The proof of this acquiescence to the mundane is in almost every daily news report. Here's the most recent sampling: Crain's New York Business, "Bonnie Hammer becomes the third woman to lead a key division of NBCUniversal"; Yahoo! Sports, "Darryl Wallace becomes the fourth African-American Nascar driver"; Politico, "Paul Ryan is the second Catholic nominated to national office"; And my personal favorite, from CNN and many others, "Richard Blanco was chosen to be the nation's fifth inaugural poet." And along with that dubious numeric distinction comes the announcement that he's also the first immigrant, first Hispanic and first gay man to read a poem at an inauguration.

Seriously? With only five poetry-readers among the 57 public inaugurations in our history, it's not too hard to be the first anything. Maya Angelou, first inaugural poet to wear a dress; Robert Frost, the first octogenarian; James Dickey, first Aquarius. Where does the madness end?

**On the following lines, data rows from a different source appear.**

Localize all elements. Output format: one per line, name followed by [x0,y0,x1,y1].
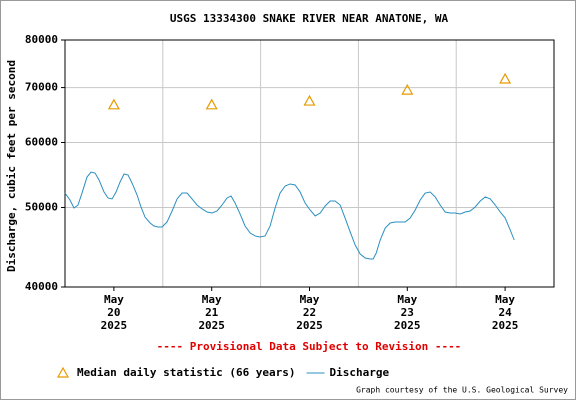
median-marker [303,94,316,106]
x-tick-label: May 24 2025 [492,293,519,332]
legend-marker [56,366,70,378]
chart-title: USGS 13334300 SNAKE RIVER NEAR ANATONE, … [170,12,449,25]
plot-frame [64,39,555,288]
x-tick-label: May 22 2025 [296,293,323,332]
y-tick-label: 60000 [25,136,58,149]
x-tick-label: May 21 2025 [198,293,225,332]
discharge-line [64,171,515,260]
median-marker [499,72,512,84]
y-tick-label: 80000 [25,33,58,46]
y-tick-label: 40000 [25,280,58,293]
median-marker [107,98,120,110]
legend-label: Discharge [330,366,390,379]
median-marker [401,83,414,95]
x-tick-label: May 20 2025 [101,293,128,332]
legend-label: Median daily statistic (66 years) [77,366,296,379]
y-axis-label: Discharge, cubic feet per second [5,60,18,272]
credit: Graph courtesy of the U.S. Geological Su… [356,386,568,395]
provisional-note: ---- Provisional Data Subject to Revisio… [157,340,462,353]
y-tick-label: 50000 [25,200,58,213]
median-marker [205,98,218,110]
plot-area [65,40,554,287]
x-tick-label: May 23 2025 [394,293,421,332]
y-tick-label: 70000 [25,81,58,94]
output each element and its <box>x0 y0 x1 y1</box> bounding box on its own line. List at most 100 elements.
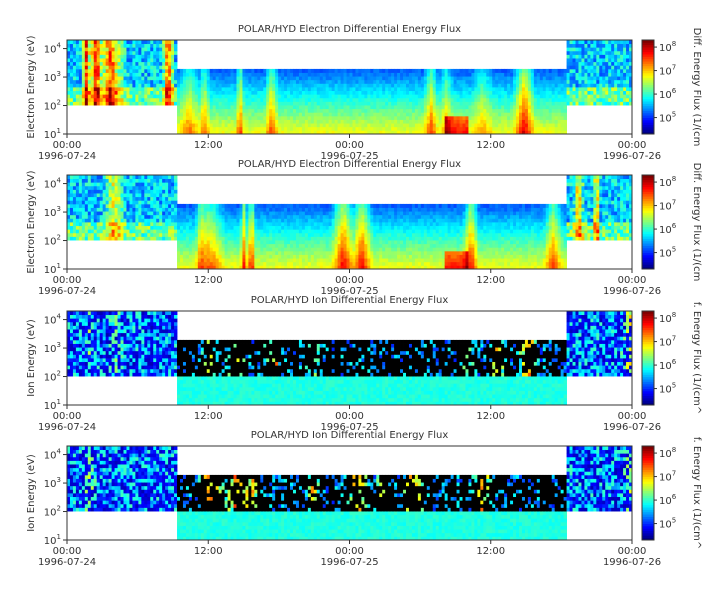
heat-cell <box>462 123 466 128</box>
heat-cell <box>352 94 356 99</box>
heat-cell <box>141 47 145 52</box>
heat-cell <box>72 229 77 234</box>
heat-cell <box>340 112 344 117</box>
heat-cell <box>197 207 202 212</box>
heat-cell <box>435 90 440 95</box>
heat-cell <box>111 175 115 180</box>
heat-cell <box>355 112 359 117</box>
heat-cell <box>263 258 267 263</box>
heat-cell <box>162 218 166 223</box>
heat-cell <box>423 115 428 120</box>
heat-cell <box>99 203 104 208</box>
heat-cell <box>295 79 300 84</box>
heat-cell <box>159 203 163 208</box>
heat-cell <box>182 119 187 124</box>
heat-cell <box>278 247 282 252</box>
heat-cell <box>269 222 273 227</box>
heat-cell <box>69 196 74 201</box>
heat-cell <box>293 236 297 241</box>
heat-cell <box>78 236 83 241</box>
heat-cell <box>290 87 294 92</box>
heat-cell <box>453 123 457 128</box>
heat-cell <box>200 79 205 84</box>
heat-cell <box>611 72 615 77</box>
heat-cell <box>99 101 104 106</box>
heat-cell <box>266 218 270 223</box>
heat-cell <box>307 247 312 252</box>
heat-cell <box>78 72 83 77</box>
heat-cell <box>177 243 181 248</box>
heat-cell <box>242 115 246 120</box>
heat-cell <box>185 236 190 241</box>
heat-cell <box>90 40 95 45</box>
heat-cell <box>581 50 585 55</box>
heat-cell <box>90 47 95 52</box>
heat-cell <box>269 232 273 237</box>
heat-cell <box>355 83 359 88</box>
heat-cell <box>224 211 228 216</box>
heat-cell <box>251 79 255 84</box>
colorbar-cell <box>642 58 654 62</box>
heat-cell <box>129 61 133 66</box>
heat-cell <box>599 79 603 84</box>
heat-cell <box>361 72 365 77</box>
heat-cell <box>159 229 163 234</box>
heat-cell <box>483 112 487 117</box>
heat-cell <box>105 175 110 180</box>
heat-cell <box>334 123 338 128</box>
heat-cell <box>84 87 89 92</box>
heat-cell <box>453 115 457 120</box>
heat-cell <box>376 83 380 88</box>
heat-cell <box>251 218 255 223</box>
heat-cell <box>177 72 181 77</box>
heat-cell <box>120 185 124 190</box>
x-tick-label: 00:00 <box>53 140 82 151</box>
heat-cell <box>156 182 160 187</box>
heat-cell <box>254 79 258 84</box>
heat-cell <box>533 101 538 106</box>
heat-cell <box>236 211 240 216</box>
heat-cell <box>242 87 246 92</box>
heat-cell <box>257 214 261 219</box>
heat-cell <box>313 261 318 266</box>
heat-cell <box>171 218 175 223</box>
heat-cell <box>120 203 124 208</box>
heat-cell <box>504 119 508 124</box>
heat-cell <box>275 105 279 110</box>
heat-cell <box>93 175 98 180</box>
heat-cell <box>307 68 312 73</box>
heat-cell <box>159 232 163 237</box>
heat-cell <box>81 65 86 70</box>
heat-cell <box>272 214 276 219</box>
heat-cell <box>293 108 297 113</box>
heat-cell <box>590 47 594 52</box>
heat-cell <box>432 94 437 99</box>
heat-cell <box>108 175 112 180</box>
heat-cell <box>281 97 285 102</box>
heat-cell <box>530 72 535 77</box>
heat-cell <box>257 97 261 102</box>
heat-cell <box>188 225 193 230</box>
heat-cell <box>75 196 80 201</box>
heat-cell <box>87 218 92 223</box>
heat-cell <box>429 101 434 106</box>
heat-cell <box>278 203 282 208</box>
heat-cell <box>301 68 306 73</box>
heat-cell <box>492 94 496 99</box>
heat-cell <box>99 218 104 223</box>
heat-cell <box>614 83 618 88</box>
heat-cell <box>379 108 383 113</box>
heat-cell <box>251 214 255 219</box>
heat-cell <box>245 214 249 219</box>
heat-cell <box>406 83 410 88</box>
heat-cell <box>397 123 401 128</box>
heat-cell <box>81 94 86 99</box>
heat-cell <box>316 87 321 92</box>
heat-cell <box>81 101 86 106</box>
heat-cell <box>495 112 499 117</box>
heat-cell <box>81 50 86 55</box>
heat-cell <box>498 94 502 99</box>
heat-cell <box>337 105 341 110</box>
heat-cell <box>468 90 472 95</box>
heat-cell <box>90 203 95 208</box>
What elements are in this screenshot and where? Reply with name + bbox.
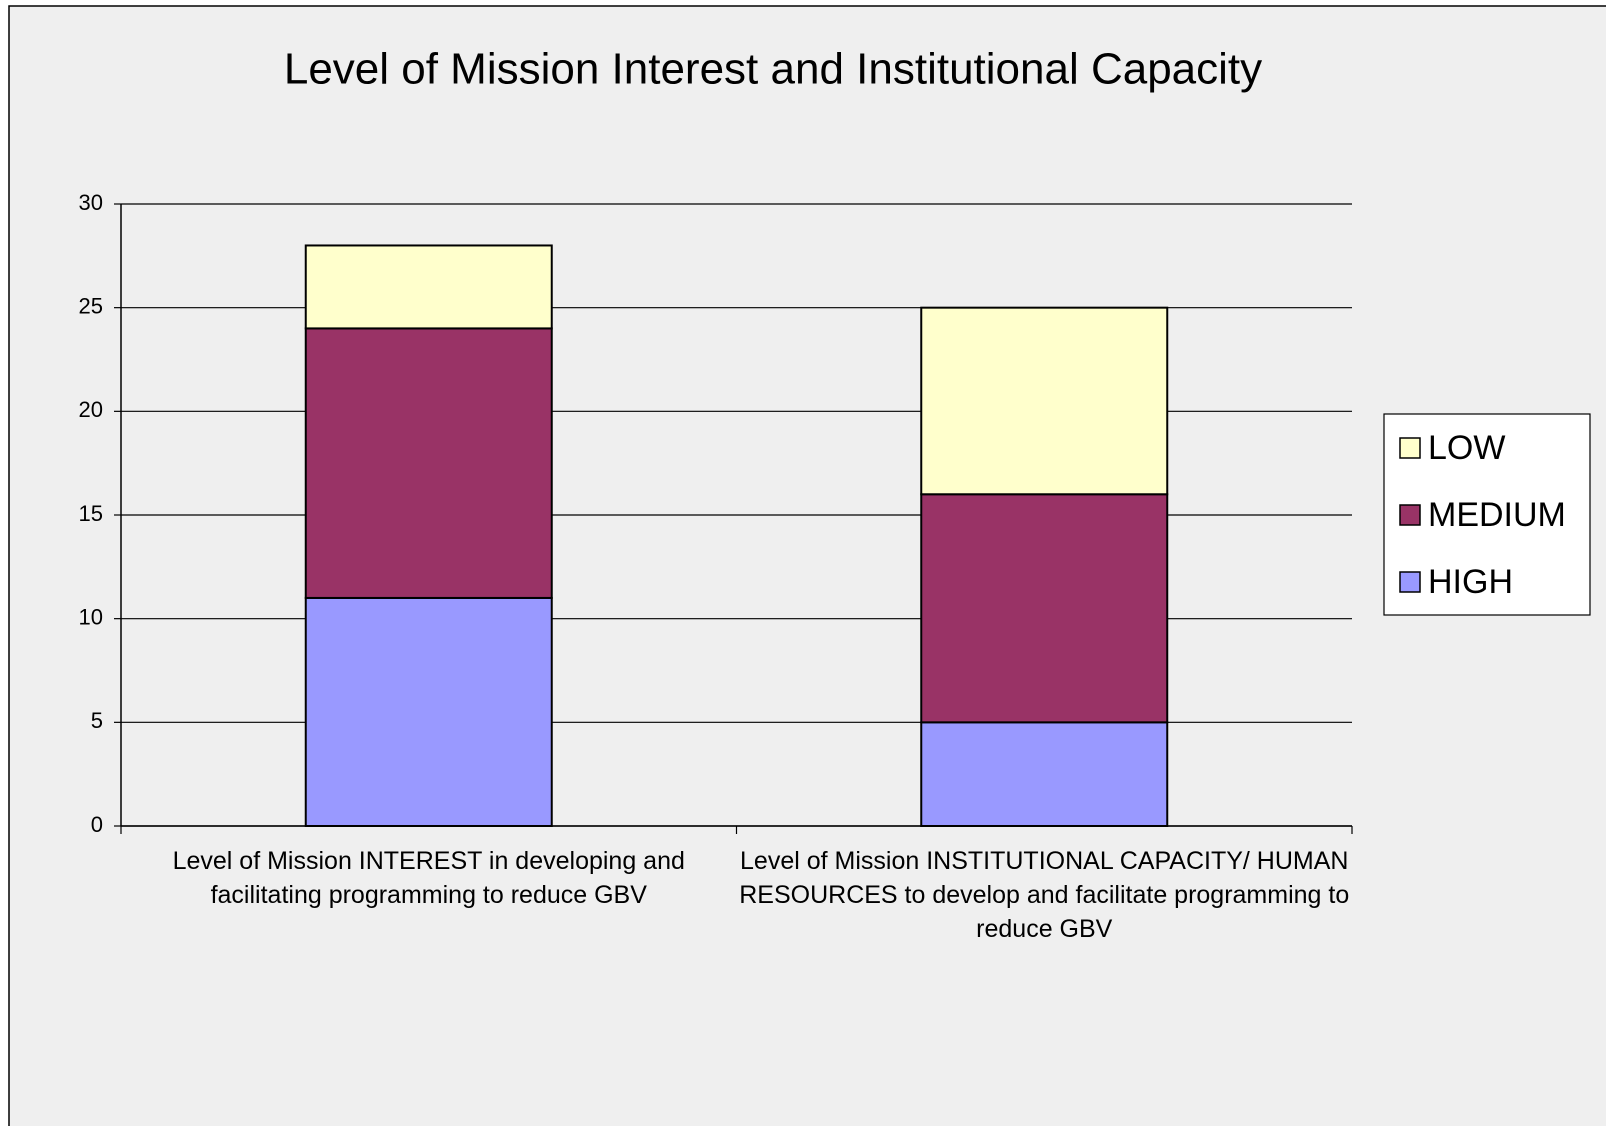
x-tick-label: Level of Mission INTEREST in developing …	[172, 847, 685, 909]
bar-segment	[304, 327, 553, 599]
legend-swatch	[1399, 571, 1421, 593]
x-label-box: Level of Mission INTEREST in developing …	[172, 847, 685, 909]
x-tick-label: Level of Mission INSTITUTIONAL CAPACITY/…	[739, 847, 1350, 943]
chart-area	[8, 5, 1606, 1126]
y-tick-label: 0	[91, 812, 103, 837]
chart-title: Level of Mission Interest and Institutio…	[284, 45, 1262, 94]
y-tick-label: 25	[79, 293, 103, 318]
y-tick-label: 15	[79, 501, 103, 526]
x-label-box: Level of Mission INSTITUTIONAL CAPACITY/…	[739, 847, 1350, 943]
legend-label: HIGH	[1428, 563, 1513, 601]
bar-segment	[920, 721, 1169, 827]
bar-segment	[304, 596, 553, 828]
legend-swatch	[1399, 437, 1421, 459]
bar-segment	[304, 244, 553, 330]
legend-swatch	[1399, 504, 1421, 526]
y-tick-label: 10	[79, 604, 103, 629]
y-tick-label: 5	[91, 708, 103, 733]
bar-segment	[920, 306, 1169, 496]
y-tick-label: 30	[79, 190, 103, 215]
legend-label: MEDIUM	[1428, 496, 1566, 534]
legend-label: LOW	[1428, 429, 1505, 467]
bar-segment	[920, 493, 1169, 724]
y-tick-label: 20	[79, 397, 103, 422]
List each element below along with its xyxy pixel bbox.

Records matter, and as the producer of a radio show hosted by a record-breaking NFL icon, I'm well aware of their importance and the respect that records deserve and generate. But it's precisely because of this awareness that I also know the dangers of cheapening a record to being about a superficial category, rather than the record broken.

When an athlete holds a record, the pride comes from the accomplishment. It doesn't matter if he's the blondest quarterback or the shortest golfer. He earns and deserves respect for his superior abilities, prowess and dedication, which can only come from within.

In our supposed post-racial, post-feminist, post-religious, politically-correct America, one would think we've also gotten beyond defining people according to their census box, rather than the merit of their accomplishment. I salute and admire the men and women I reference here because they've done something I couldn't, and they've done it well, not despite the box they were born into, but because of who they are underneath. Their gender, race or religion shouldn't matter. What should matter is that they achieved distinction and personal pride in their success. Even if I am the very first to say so.